The researchers developed a visually conditioned autoregressive text generation model for two of the most important design features of Prism is vision-only. Language-only models for web-scale knowledge to build our core network backbones, and (ii) modality-specific vision experts encoding multiple types of visual information, from low-level vision cues like depth to high-level vision cues like instance and semantic labels, as ancillary knowledge, directly from their corresponding network outputs. Researchers developed a visually conditioned autoregressive text generation model to better utilize various pretrained domain experts for exploratory vision-language reasoning tasks.
Even though Prismer was only trained on 13 million publicly available image/alt text data examples, it exhibits strong multimodal reasoning performance in tasks such as image captioning, image classification, and visual question answering, which is competitive with many state-of-the-art visual language models. The researchers conclude with an in-depth investigation of Prism’s learning habits, where the researchers find several good characteristics.
The Prism model, presented in its encoder-decoder transformer version, relies on a large pool of already trained subject matter experts to accelerate the training process. A visual encoder and an autoregressive language decoder make up this system. The vision encoder receives a sequence of RGB and multimodal labels (depth, surface normal and segmentation labels anticipated by frozen pretrained experts) as input. It produces a sequence of RGB and multimodal features as output. As a result of this cross-attention training, the language decoder is conditioned to generate a string of text tokens.
- The Prismer model has several advantages, but one of the most notable is that it uses data extremely efficiently when training. Prism is built on pre-trained vision-only and language-only models to achieve this goal with a dramatic decrease in GPU hours required to achieve performance equivalent to other state-of-the-art vision-language models. One can use these pre-trained parameters to utilize the massive amounts of knowledge available web-wide.

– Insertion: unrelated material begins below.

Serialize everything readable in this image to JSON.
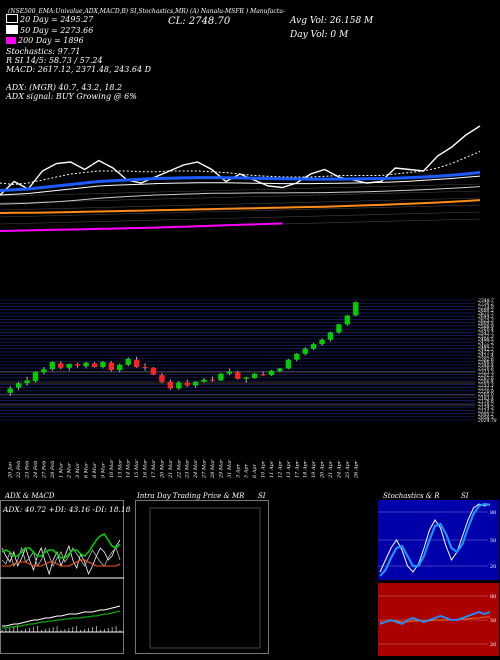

- The researchers also developed a multimodal signal input for the vision encoder. The multimodal auxiliary knowledge created can better capture the semantics and information about the input image. Prismer’s architecture is optimized to maximize the use of trained experts with few trainable parameters.
The researchers included two varieties of pretrained specialists in Prism:
- Backbone Specialists The pretrained models responsible for translating text and images into a meaningful sequence of tokens are referred to as “vision-only” and “language-only” models, respectively.
- Depending on the data used in their training, discourse model moderators can label tasks in different ways.
- The more competent people there are, the better the results. As the number of Prism modality specialists increases, its performance improves.
- More skilled professionals, better hit seekers replace a portion of the predicted depth labels with random noise drawn from a uniform distribution to create a corrupted depth expert and evaluate the effect of expert quality on prismer performance.
- Resistance to Unnecessary Opinions The results further demonstrate that Prism’s performance is stable when noise prediction experts are incorporated.
Check Paper And GithubGenericName. All credit for this research goes to the researchers of this project. Also don’t forget to register. our 26k+ ML subreddit, Discord ChannelAnd E-mailwhere we share the latest AI research news, cool AI projects, and more.